Niedrige Bildungsstände gingen häufiger mit einer unzureichenden Gesundheitskompe­tenz einher, heißt es in der Antwort der Bundesregierung. Zudem sei eine sozial benach­teiligte Lage häufig mit psychosozialen Risikofaktoren wie Stress assoziiert, die adiposi­tasfördernde Verhaltensweisen begünstigen könnten.

Studienergebnisse zeigten, dass sich Kinder und Jugendliche mit niedrigem sozial­öko­­no­mischen Status häufiger als Gleichaltrige aus sozial bessergestellten Familien ungesund ernährten, seltener Sport trieben oder sich bewegten und häufiger überge­wichtig seien, schreibt die Bundesregierung weiter. Nichtsdestoweniger hätten alle Versicherten der gesetzlichen Krankenversicherung Anspruch auf die gleichen, umfassenden Leistungen.
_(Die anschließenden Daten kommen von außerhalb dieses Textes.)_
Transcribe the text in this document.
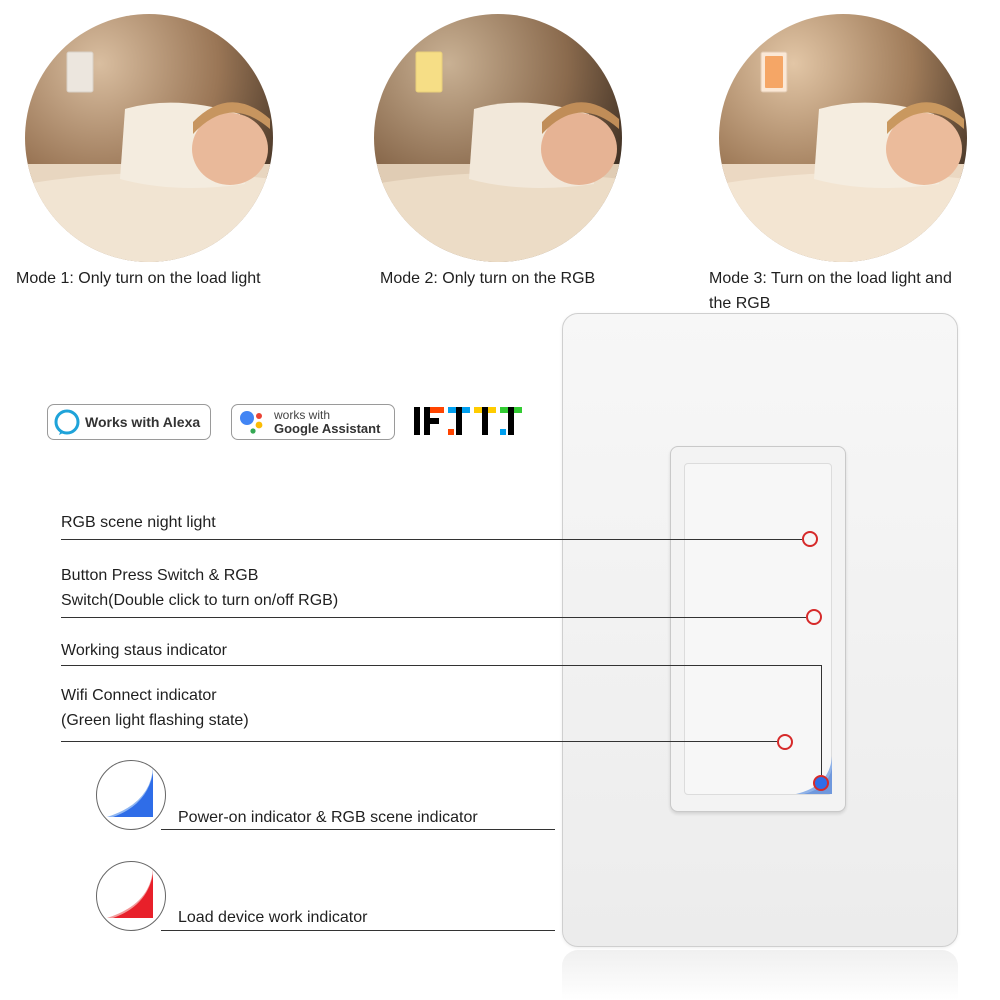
Mode 1: Only turn on the load light	Mode 2: Only turn on the RGB	Mode 3: Turn on the load light and the RGB
Works with Alexa	works with
Google Assistant
RGB scene night light
Button Press Switch & RGB
Switch(Double click to turn on/off RGB)
Working staus indicator
Wifi Connect indicator
(Green light flashing state)
Power-on indicator & RGB scene indicator
Load device work indicator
„Der Anspruch auf gesundheitliche Behandlung besteht unabhängig von gesundheit­li­chen Risiken und Vorerkrankungen und selbstverständlich auch unabhängig vom Körper­gewicht. Bei Vorliegen krankhafter Übergewichtigkeit besteht ein Anspruch auf Kranken­behandlung“, so die Antwort der Regierung.